Published
4 years agoon
By
Joe Pee
An area of roughly half a million miles between Bermuda, Miami and Puerto Rico form the infamous Bermuda Triangle where countless ships and planes have vanished without a trace. Secrets of the Bermuda Triangle attempts to solve the mystery behind the disappearance of massive naval cargo ships and torpedo bombers. This three-part documentary hosted by Rick Edwards and Ortis Deley eschews the sensational for the sensible and is no less thrilling for it.
The brilliantly blue waters of the Atlantic teeming with life and colour form a spectacular backdrop as Edwards and Deley meet sailors (including a foolhardy one who packed for a day trip and was lost at sea for 16 days), physicists, meteorologists, academics and coastguards among other experts to uncover the secrets of the triangle.
The first episode looks at the disappearance of the USS Cyclops with 309 souls on board. In 1918, this American naval cargo ship carrying 10,000 tonnes of manganese ore left Barbados for Baltimore on March 4 and was never heard of again. While there are several theories including one involving a giant squid (a personal favourite) the show posits the theory of a rogue wave that could cause the heavily-loaded ship to snap in two and sink in minutes.
The fact that one does not need a license to sail a leisure craft has caused many inexperienced sailors to come to grief on the open ocean which “is a terrifying adversary.” The sea does not suffer fools gladly as the documentary makes clear. As one old salt explains, one should never underestimate Mother Nature. Another experienced sailor lists out signs of a storm from mare-tail clouds and warning squalls to the smell of a storm, which he describes as “earthy and dank.”
While the first episode looks at the water, the second episode looks at disappearances in the air focusing on the disappearance of Flight 19. On December 5, 1945, five Avenger torpedo bombers led by Lieutenant Charles Taylor set off on a routine mission never to return.

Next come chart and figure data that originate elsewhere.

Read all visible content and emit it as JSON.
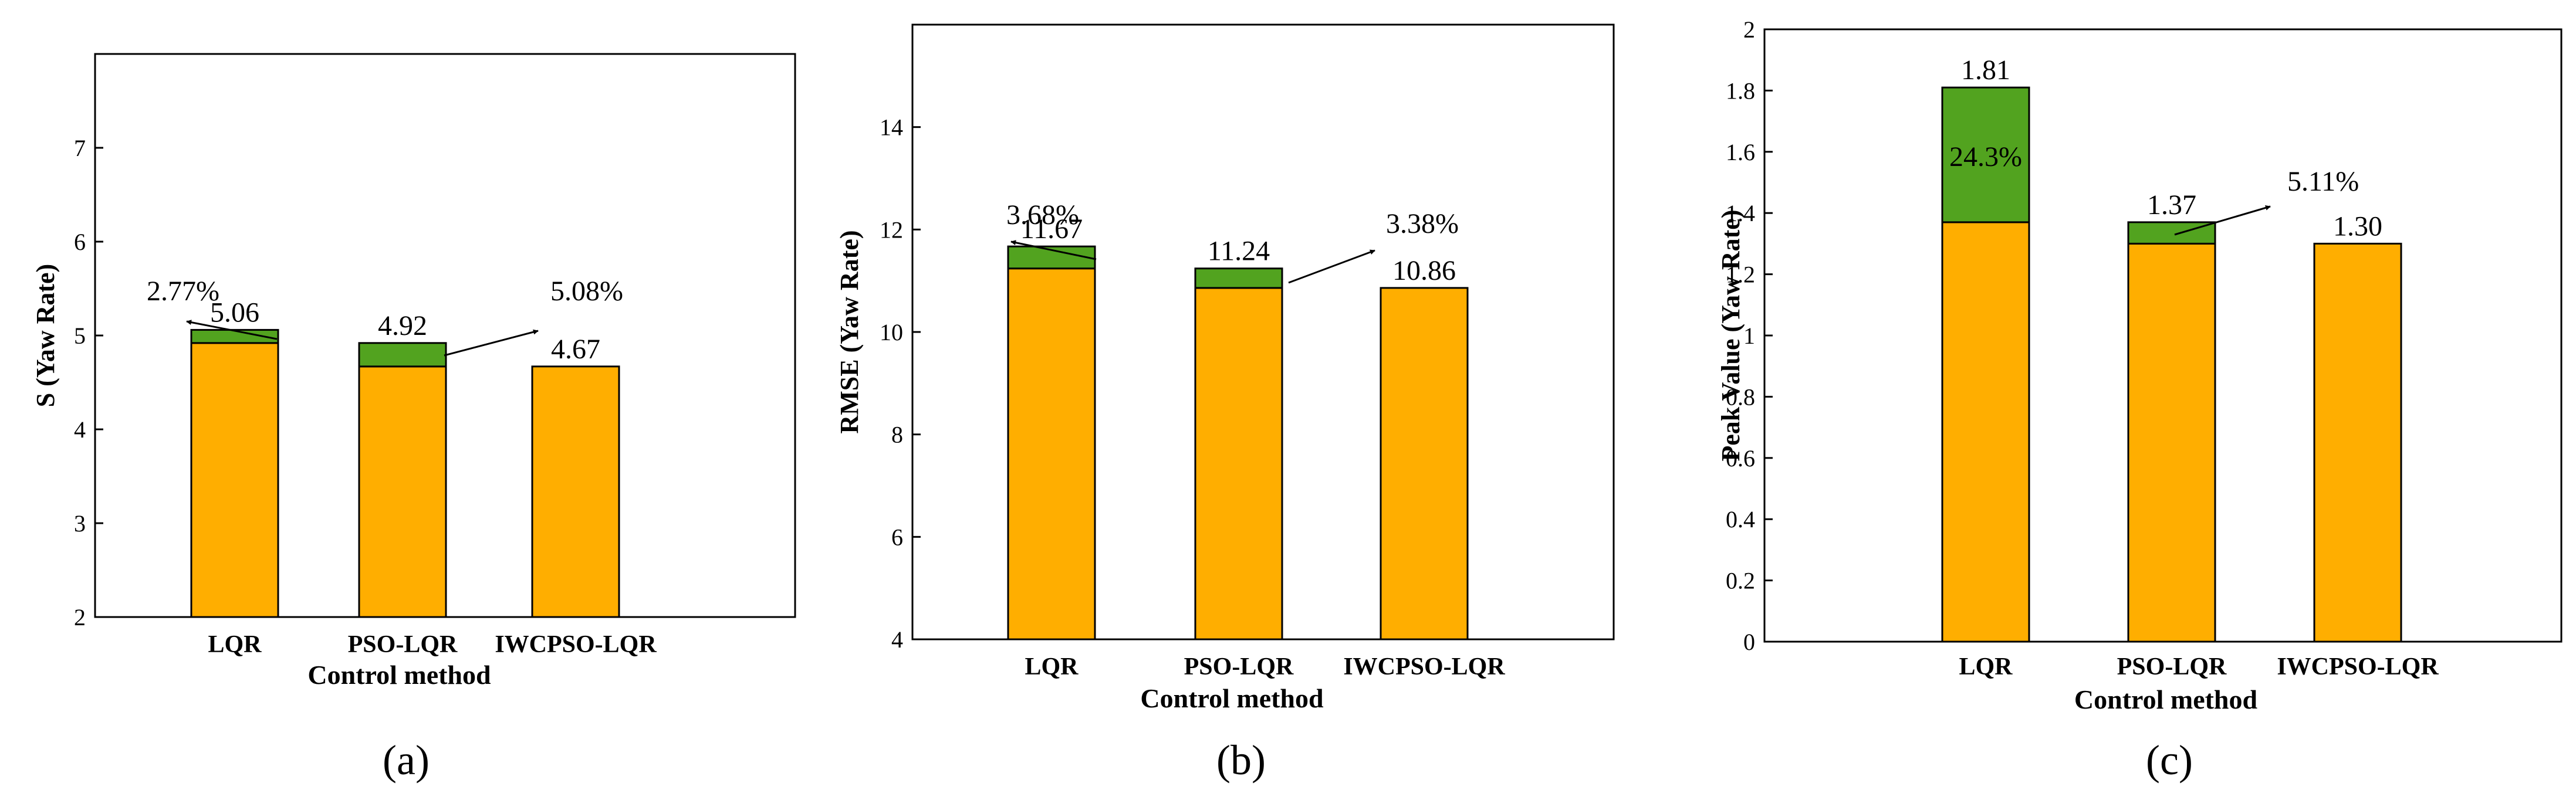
{
  "colors": {
    "base": "#FFAE00",
    "diff": "#52A31F",
    "frame": "#000000"
  },
  "chart_data": [
    {
      "type": "bar",
      "panel": "a",
      "panel_label": "(a)",
      "xlabel": "Control method",
      "ylabel": "S (Yaw Rate)",
      "ylim": [
        2,
        8
      ],
      "yticks": [
        "2",
        "3",
        "4",
        "5",
        "6",
        "7"
      ],
      "categories": [
        "LQR",
        "PSO-LQR",
        "IWCPSO-LQR"
      ],
      "values": [
        5.06,
        4.92,
        4.67
      ],
      "value_labels": [
        "5.06",
        "4.92",
        "4.67"
      ],
      "base_values": [
        4.92,
        4.67,
        4.67
      ],
      "improvement_labels": [
        "2.77%",
        "5.08%"
      ]
    },
    {
      "type": "bar",
      "panel": "b",
      "panel_label": "(b)",
      "xlabel": "Control method",
      "ylabel": "RMSE (Yaw Rate)",
      "ylim": [
        4,
        16
      ],
      "yticks": [
        "4",
        "6",
        "8",
        "10",
        "12",
        "14"
      ],
      "categories": [
        "LQR",
        "PSO-LQR",
        "IWCPSO-LQR"
      ],
      "values": [
        11.67,
        11.24,
        10.86
      ],
      "value_labels": [
        "11.67",
        "11.24",
        "10.86"
      ],
      "base_values": [
        11.24,
        10.86,
        10.86
      ],
      "improvement_labels": [
        "3.68%",
        "3.38%"
      ]
    },
    {
      "type": "bar",
      "panel": "c",
      "panel_label": "(c)",
      "xlabel": "Control method",
      "ylabel": "Peak Value (Yaw Rate)",
      "ylim": [
        0,
        2
      ],
      "yticks": [
        "0",
        "0.2",
        "0.4",
        "0.6",
        "0.8",
        "1",
        "1.2",
        "1.4",
        "1.6",
        "1.8",
        "2"
      ],
      "categories": [
        "LQR",
        "PSO-LQR",
        "IWCPSO-LQR"
      ],
      "values": [
        1.81,
        1.37,
        1.3
      ],
      "value_labels": [
        "1.81",
        "1.37",
        "1.30"
      ],
      "base_values": [
        1.37,
        1.3,
        1.3
      ],
      "improvement_labels": [
        "24.3%",
        "5.11%"
      ]
    }
  ]
}
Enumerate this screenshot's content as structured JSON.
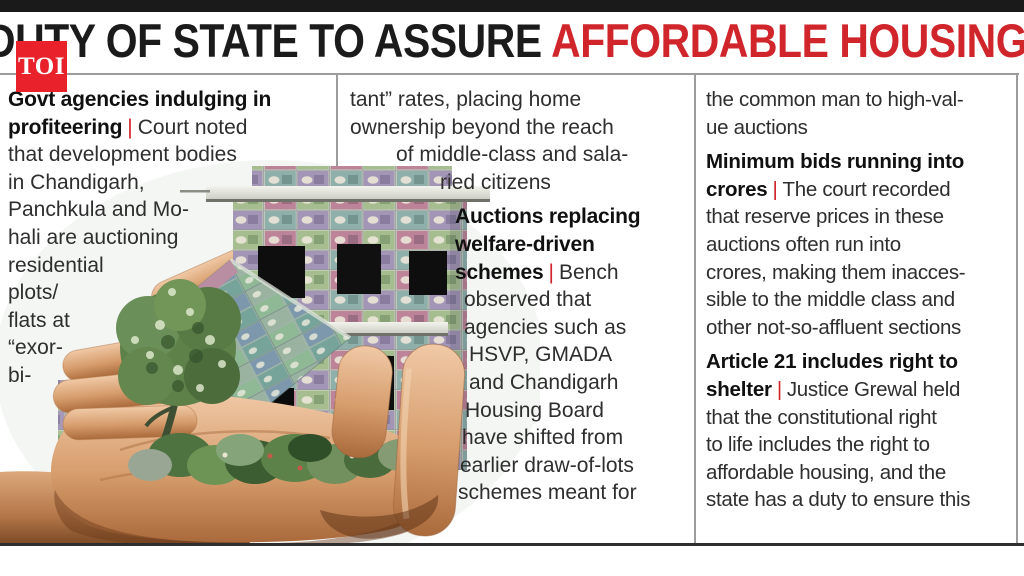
{
  "masthead": {
    "logo_text": "TOI"
  },
  "headline": {
    "prefix": "DUTY OF STATE TO ASSURE ",
    "highlight": "AFFORDABLE HOUSING'"
  },
  "colors": {
    "accent_red": "#d0262b",
    "logo_red": "#e8212b",
    "headline_black": "#1b1b1b"
  },
  "photo": {
    "description": "hand holding a model house built of Indian currency notes with a small tree and bushes"
  },
  "columns": [
    {
      "lines": [
        {
          "b": "Govt agencies indulging in"
        },
        {
          "b": "profiteering",
          "pipe": true,
          "t": "Court noted"
        },
        {
          "t": "that development bodies"
        },
        {
          "t": "in Chandigarh,"
        },
        {
          "t": "Panchkula and Mo-"
        },
        {
          "t": "hali are auctioning"
        },
        {
          "t": "residential"
        },
        {
          "t": "plots/"
        },
        {
          "t": "flats at"
        },
        {
          "t": "“exor-"
        },
        {
          "t": "bi-"
        }
      ]
    },
    {
      "lines": [
        {
          "t": "tant” rates, placing home"
        },
        {
          "t": "ownership beyond the reach"
        },
        {
          "t": "of middle-class and sala-",
          "in": 46
        },
        {
          "t": "ried citizens",
          "in": 90
        },
        {
          "b": "Auctions replacing",
          "in": 105,
          "sp": 7
        },
        {
          "b": "welfare-driven",
          "in": 105
        },
        {
          "b": "schemes",
          "pipe": true,
          "t": "Bench",
          "in": 105
        },
        {
          "t": "observed that",
          "in": 114
        },
        {
          "t": "agencies such as",
          "in": 114
        },
        {
          "t": "HSVP, GMADA",
          "in": 119
        },
        {
          "t": "and Chandigarh",
          "in": 119
        },
        {
          "t": "Housing Board",
          "in": 115
        },
        {
          "t": "have shifted from",
          "in": 112
        },
        {
          "t": "earlier draw-of-lots",
          "in": 110
        },
        {
          "t": "schemes meant for",
          "in": 108
        }
      ]
    },
    {
      "lines": [
        {
          "t": "the common man to high-val-"
        },
        {
          "t": "ue auctions"
        },
        {
          "b": "Minimum bids running into",
          "sp": 7
        },
        {
          "b": "crores",
          "pipe": true,
          "t": "The court recorded"
        },
        {
          "t": "that reserve prices in these"
        },
        {
          "t": "auctions often run into"
        },
        {
          "t": "crores, making them inacces-"
        },
        {
          "t": "sible to the middle class and"
        },
        {
          "t": "other not-so-affluent sections"
        },
        {
          "b": "Article 21 includes right to",
          "sp": 7
        },
        {
          "b": "shelter",
          "pipe": true,
          "t": "Justice Grewal held"
        },
        {
          "t": "that the constitutional right"
        },
        {
          "t": "to life includes the right to"
        },
        {
          "t": "affordable housing, and the"
        },
        {
          "t": "state has a duty to ensure this"
        }
      ]
    }
  ]
}
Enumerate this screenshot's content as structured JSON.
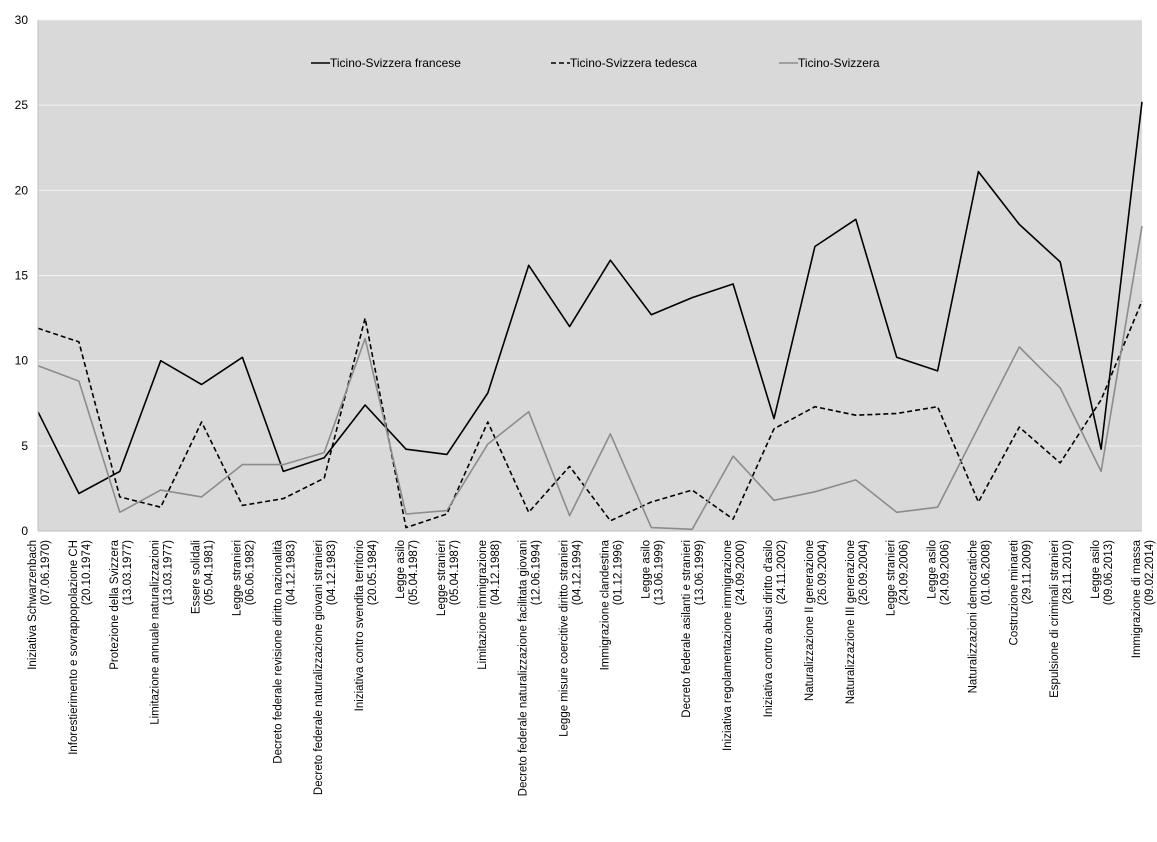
{
  "chart_data": {
    "type": "line",
    "ylim": [
      0,
      30
    ],
    "yticks": [
      "0",
      "5",
      "10",
      "15",
      "20",
      "25",
      "30"
    ],
    "grid": true,
    "legend_position": "top",
    "colors": {
      "plot_bg": "#d9d9d9",
      "grid": "#f2f2f2",
      "series_1": "#000000",
      "series_2": "#000000",
      "series_3": "#8c8c8c"
    },
    "categories": [
      [
        "Iniziativa Schwarzenbach",
        "(07.06.1970)"
      ],
      [
        "Inforestierimento e sovrappopolazione CH",
        "(20.10.1974)"
      ],
      [
        "Protezione della Svizzera",
        "(13.03.1977)"
      ],
      [
        "Limitazione annuale naturalizzazioni",
        "(13.03.1977)"
      ],
      [
        "Essere solidali",
        "(05.04.1981)"
      ],
      [
        "Legge stranieri",
        "(06.06.1982)"
      ],
      [
        "Decreto federale revisione diritto nazionalità",
        "(04.12.1983)"
      ],
      [
        "Decreto federale naturalizzazione giovani stranieri",
        "(04.12.1983)"
      ],
      [
        "Iniziativa contro svendita territorio",
        "(20.05.1984)"
      ],
      [
        "Legge asilo",
        "(05.04.1987)"
      ],
      [
        "Legge stranieri",
        "(05.04.1987)"
      ],
      [
        "Limitazione immigrazione",
        "(04.12.1988)"
      ],
      [
        "Decreto federale naturalizzazione facilitata giovani",
        "(12.06.1994)"
      ],
      [
        "Legge misure coercitive diritto stranieri",
        "(04.12.1994)"
      ],
      [
        "Immigrazione clandestina",
        "(01.12.1996)"
      ],
      [
        "Legge asilo",
        "(13.06.1999)"
      ],
      [
        "Decreto federale asilanti e stranieri",
        "(13.06.1999)"
      ],
      [
        "Iniziativa regolamentazione immigrazione",
        "(24.09.2000)"
      ],
      [
        "Iniziativa contro abusi diritto d'asilo",
        "(24.11.2002)"
      ],
      [
        "Naturalizzazione II generazione",
        "(26.09.2004)"
      ],
      [
        "Naturalizzazione III generazione",
        "(26.09.2004)"
      ],
      [
        "Legge stranieri",
        "(24.09.2006)"
      ],
      [
        "Legge asilo",
        "(24.09.2006)"
      ],
      [
        "Naturalizzazioni democratiche",
        "(01.06.2008)"
      ],
      [
        "Costruzione minareti",
        "(29.11.2009)"
      ],
      [
        "Espulsione di criminali stranieri",
        "(28.11.2010)"
      ],
      [
        "Legge asilo",
        "(09.06.2013)"
      ],
      [
        "Immigrazione di massa",
        "(09.02.2014)"
      ]
    ],
    "series": [
      {
        "name": "Ticino-Svizzera francese",
        "style": "solid",
        "color": "#000000",
        "values": [
          7.0,
          2.2,
          3.5,
          10.0,
          8.6,
          10.2,
          3.5,
          4.3,
          7.4,
          4.8,
          4.5,
          8.1,
          15.6,
          12.0,
          15.9,
          12.7,
          13.7,
          14.5,
          6.6,
          16.7,
          18.3,
          10.2,
          9.4,
          21.1,
          18.0,
          15.8,
          4.8,
          25.2
        ]
      },
      {
        "name": "Ticino-Svizzera tedesca",
        "style": "dashed",
        "color": "#000000",
        "values": [
          11.9,
          11.1,
          2.0,
          1.4,
          6.4,
          1.5,
          1.9,
          3.1,
          12.5,
          0.2,
          1.0,
          6.4,
          1.1,
          3.8,
          0.6,
          1.7,
          2.4,
          0.7,
          6.0,
          7.3,
          6.8,
          6.9,
          7.3,
          1.7,
          6.1,
          4.0,
          7.7,
          13.5
        ]
      },
      {
        "name": "Ticino-Svizzera",
        "style": "solid",
        "color": "#8c8c8c",
        "values": [
          9.7,
          8.8,
          1.1,
          2.4,
          2.0,
          3.9,
          3.9,
          4.6,
          11.3,
          1.0,
          1.2,
          5.1,
          7.0,
          0.9,
          5.7,
          0.2,
          0.1,
          4.4,
          1.8,
          2.3,
          3.0,
          1.1,
          1.4,
          6.1,
          10.8,
          8.4,
          3.5,
          17.9
        ]
      }
    ]
  }
}
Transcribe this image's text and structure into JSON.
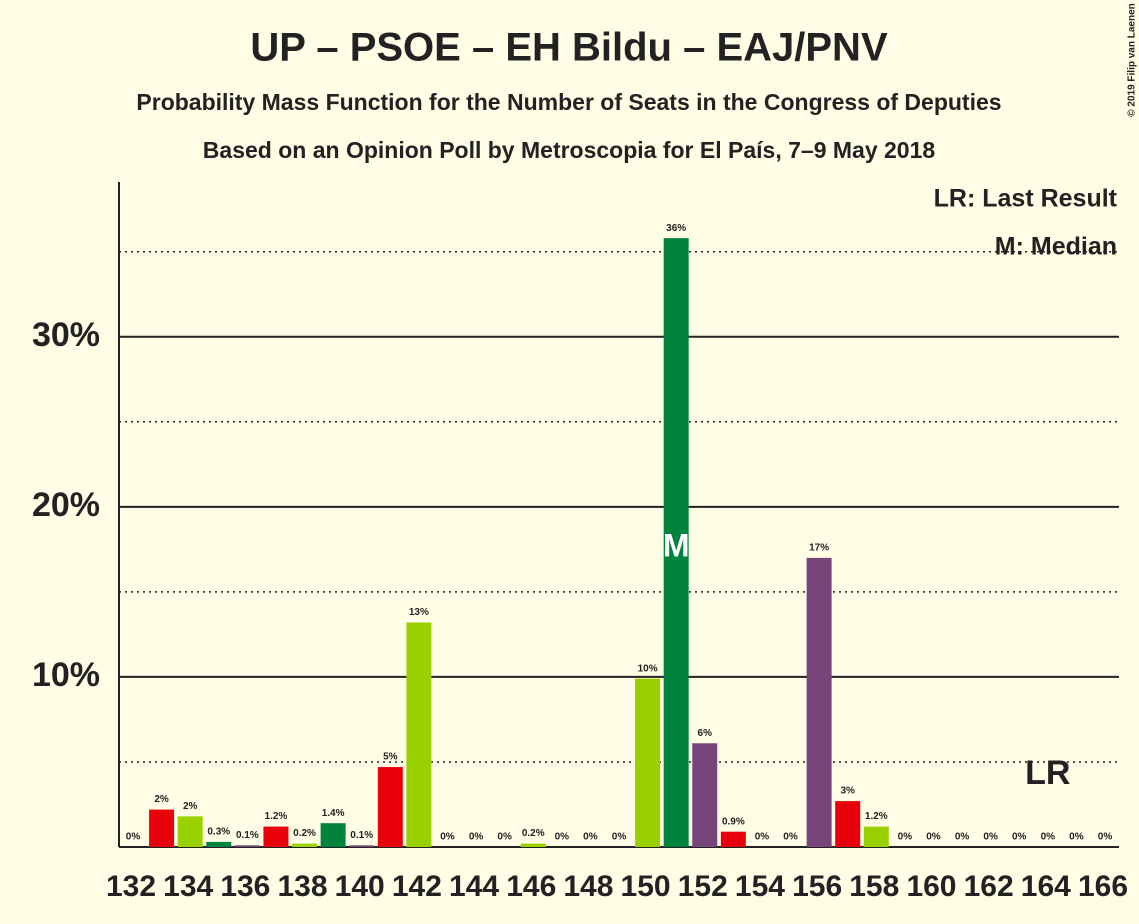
{
  "chart_data": {
    "type": "bar",
    "title": "UP – PSOE – EH Bildu – EAJ/PNV",
    "subtitle": "Probability Mass Function for the Number of Seats in the Congress of Deputies",
    "subtitle2": "Based on an Opinion Poll by Metroscopia for El País, 7–9 May 2018",
    "copyright": "© 2019 Filip van Laenen",
    "x": [
      132,
      133,
      134,
      135,
      136,
      137,
      138,
      139,
      140,
      141,
      142,
      143,
      144,
      145,
      146,
      147,
      148,
      149,
      150,
      151,
      152,
      153,
      154,
      155,
      156,
      157,
      158,
      159,
      160,
      161,
      162,
      163,
      164,
      165,
      166
    ],
    "values": [
      0,
      2.2,
      1.8,
      0.3,
      0.1,
      1.2,
      0.2,
      1.4,
      0.1,
      4.7,
      13.2,
      0,
      0,
      0,
      0.2,
      0,
      0,
      0,
      9.9,
      35.8,
      6.1,
      0.9,
      0,
      0,
      17,
      2.7,
      1.2,
      0,
      0,
      0,
      0,
      0,
      0,
      0,
      0
    ],
    "value_labels": [
      "0%",
      "2%",
      "2%",
      "0.3%",
      "0.1%",
      "1.2%",
      "0.2%",
      "1.4%",
      "0.1%",
      "5%",
      "13%",
      "0%",
      "0%",
      "0%",
      "0.2%",
      "0%",
      "0%",
      "0%",
      "10%",
      "36%",
      "6%",
      "0.9%",
      "0%",
      "0%",
      "17%",
      "3%",
      "1.2%",
      "0%",
      "0%",
      "0%",
      "0%",
      "0%",
      "0%",
      "0%",
      "0%"
    ],
    "colors": [
      "#77457a",
      "#e8000b",
      "#99d100",
      "#00843d",
      "#77457a",
      "#e8000b",
      "#99d100",
      "#00843d",
      "#77457a",
      "#e8000b",
      "#99d100",
      "#00843d",
      "#77457a",
      "#e8000b",
      "#99d100",
      "#00843d",
      "#77457a",
      "#e8000b",
      "#99d100",
      "#00843d",
      "#77457a",
      "#e8000b",
      "#99d100",
      "#00843d",
      "#77457a",
      "#e8000b",
      "#99d100",
      "#00843d",
      "#77457a",
      "#e8000b",
      "#99d100",
      "#00843d",
      "#77457a",
      "#e8000b",
      "#99d100"
    ],
    "xlim": [
      132,
      166
    ],
    "xticks": [
      132,
      134,
      136,
      138,
      140,
      142,
      144,
      146,
      148,
      150,
      152,
      154,
      156,
      158,
      160,
      162,
      164,
      166
    ],
    "ylim": [
      0,
      39.1
    ],
    "yticks": [
      {
        "value": 10,
        "label": "10%"
      },
      {
        "value": 20,
        "label": "20%"
      },
      {
        "value": 30,
        "label": "30%"
      }
    ],
    "minor_yticks": [
      5,
      15,
      25,
      35
    ],
    "median": {
      "x": 151,
      "label": "M"
    },
    "last_result": {
      "x": 164,
      "label": "LR"
    },
    "legend": [
      "LR: Last Result",
      "M: Median"
    ]
  }
}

Hearing Taylor’s last recorded message, “We all go down together,” is especially poignant. Deley reveals how easy it is to get disorientated in a flight simulator under controlled conditions. It is not difficult to imagine the doomed pilots going off course in inclement weather and running out of fuel to crash into the sea.
Deley and Edwards talk to scientists and weather people about micro bursts (rain bombs), which plague the area making navigation even more difficult. The show details the history of the notorious area from Christopher Columbus finding his compass acting strange in 1493 to journalist Edward Van Winkle Jones’ article in 1950 about the disappearances in the triangle and Charles Berlitz 1974 bestseller The Bermuda Triangle. While the mind-bending sighting of ghost ships has a pretty name—Fata Morgana, it is explained by physics and the bending of light. The story behind Morgan’s cloud in Bermuda gets a mention as do UFO enthusiasts who blame visiting aliens for the disappearances.
The second episode ends with Edwards visiting a plane wreck site from 1963. Seeing the ocean floor strewn with the wreckage of the ill-fated B50 bomber is emblematic of our constant efforts to best Nature and her inexorable and inevitable push back.